UTS: New drug target identified for chronic lung disease
In their new study, the researchers discovered elevated CMA1 levels in the lung tissues of patients with severe COPD – the CMA1 levels were approximately double that found in the lung tissue of mild-COPD patients and healthy individuals.
“CMA1 induces macrophages (a type of white blood cell) to release pro-inflammatory cytokines in the lung. It’s this increased inflammation that can drive the development of COPD and poor outcomes for patients,” said Dr Liu.

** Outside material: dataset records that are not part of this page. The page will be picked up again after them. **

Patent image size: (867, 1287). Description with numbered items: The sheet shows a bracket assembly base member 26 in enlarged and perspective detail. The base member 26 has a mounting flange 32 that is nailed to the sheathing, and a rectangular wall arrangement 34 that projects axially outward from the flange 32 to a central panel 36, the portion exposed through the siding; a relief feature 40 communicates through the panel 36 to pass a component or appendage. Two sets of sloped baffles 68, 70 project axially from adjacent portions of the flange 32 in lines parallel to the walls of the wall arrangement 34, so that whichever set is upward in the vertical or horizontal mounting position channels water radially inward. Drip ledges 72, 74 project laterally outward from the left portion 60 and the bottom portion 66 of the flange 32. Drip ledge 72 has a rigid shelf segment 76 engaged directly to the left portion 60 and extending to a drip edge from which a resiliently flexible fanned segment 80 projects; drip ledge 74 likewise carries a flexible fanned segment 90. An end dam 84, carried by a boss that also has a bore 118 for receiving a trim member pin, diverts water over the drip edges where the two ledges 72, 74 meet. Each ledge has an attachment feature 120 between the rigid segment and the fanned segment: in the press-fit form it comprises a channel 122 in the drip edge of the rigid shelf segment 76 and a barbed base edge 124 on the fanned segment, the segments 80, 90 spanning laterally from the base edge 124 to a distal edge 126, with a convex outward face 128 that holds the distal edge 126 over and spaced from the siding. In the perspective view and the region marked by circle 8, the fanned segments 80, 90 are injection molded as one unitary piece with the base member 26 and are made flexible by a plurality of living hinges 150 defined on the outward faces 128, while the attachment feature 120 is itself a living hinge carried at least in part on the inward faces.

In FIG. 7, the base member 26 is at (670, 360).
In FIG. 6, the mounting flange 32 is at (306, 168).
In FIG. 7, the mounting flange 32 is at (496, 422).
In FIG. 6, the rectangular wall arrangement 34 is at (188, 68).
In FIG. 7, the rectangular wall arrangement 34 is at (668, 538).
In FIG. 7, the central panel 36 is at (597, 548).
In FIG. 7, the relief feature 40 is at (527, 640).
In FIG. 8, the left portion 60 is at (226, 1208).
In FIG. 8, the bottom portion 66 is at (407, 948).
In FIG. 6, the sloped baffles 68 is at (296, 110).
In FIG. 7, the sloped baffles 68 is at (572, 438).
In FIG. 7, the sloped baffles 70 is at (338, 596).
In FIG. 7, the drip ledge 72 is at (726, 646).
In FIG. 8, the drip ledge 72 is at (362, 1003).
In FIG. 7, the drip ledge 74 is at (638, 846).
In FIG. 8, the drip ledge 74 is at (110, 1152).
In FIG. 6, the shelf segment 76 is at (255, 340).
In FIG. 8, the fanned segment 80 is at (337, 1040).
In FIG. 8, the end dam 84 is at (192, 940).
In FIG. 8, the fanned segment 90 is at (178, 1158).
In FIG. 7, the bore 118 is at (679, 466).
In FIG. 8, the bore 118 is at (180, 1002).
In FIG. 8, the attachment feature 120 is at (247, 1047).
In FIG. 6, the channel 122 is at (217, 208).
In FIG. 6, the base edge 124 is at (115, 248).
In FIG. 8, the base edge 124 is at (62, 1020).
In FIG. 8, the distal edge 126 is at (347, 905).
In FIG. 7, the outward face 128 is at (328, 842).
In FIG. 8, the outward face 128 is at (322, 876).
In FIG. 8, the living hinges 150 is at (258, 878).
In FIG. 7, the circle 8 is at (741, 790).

Subsequent investigation of the equivalent CMA1 enzyme found in mice – an enzyme known as mMCP5 – confirmed the enzyme’s pivotal role in COPD.
It’s this increased inflammation that can drive the development of COPD and poor outcomes for patients.
Dr Gang Liu
“We were able to show in experimental COPD, that inhibiting mMCP5 provided protection against inflammation and macrophage accumulation, harmful structural changes of the lung, emphysema and impaired lung function,” Dr Liu said.
Professor Phil Hansbro, the study’s senior author and Director of the Centenary UTS Centre for Inflammation, said the team’s research offered up a new therapeutic target to help combat COPD.
“There is currently no cure for COPD and effective therapies to treat and manage the disease are urgently needed. Our study suggests that developing new drugs to inhibit CMA1 and reduce cytokine inflammation may be a novel treatment for this devastating disease that affects so many lives,” Professor Hansbro said.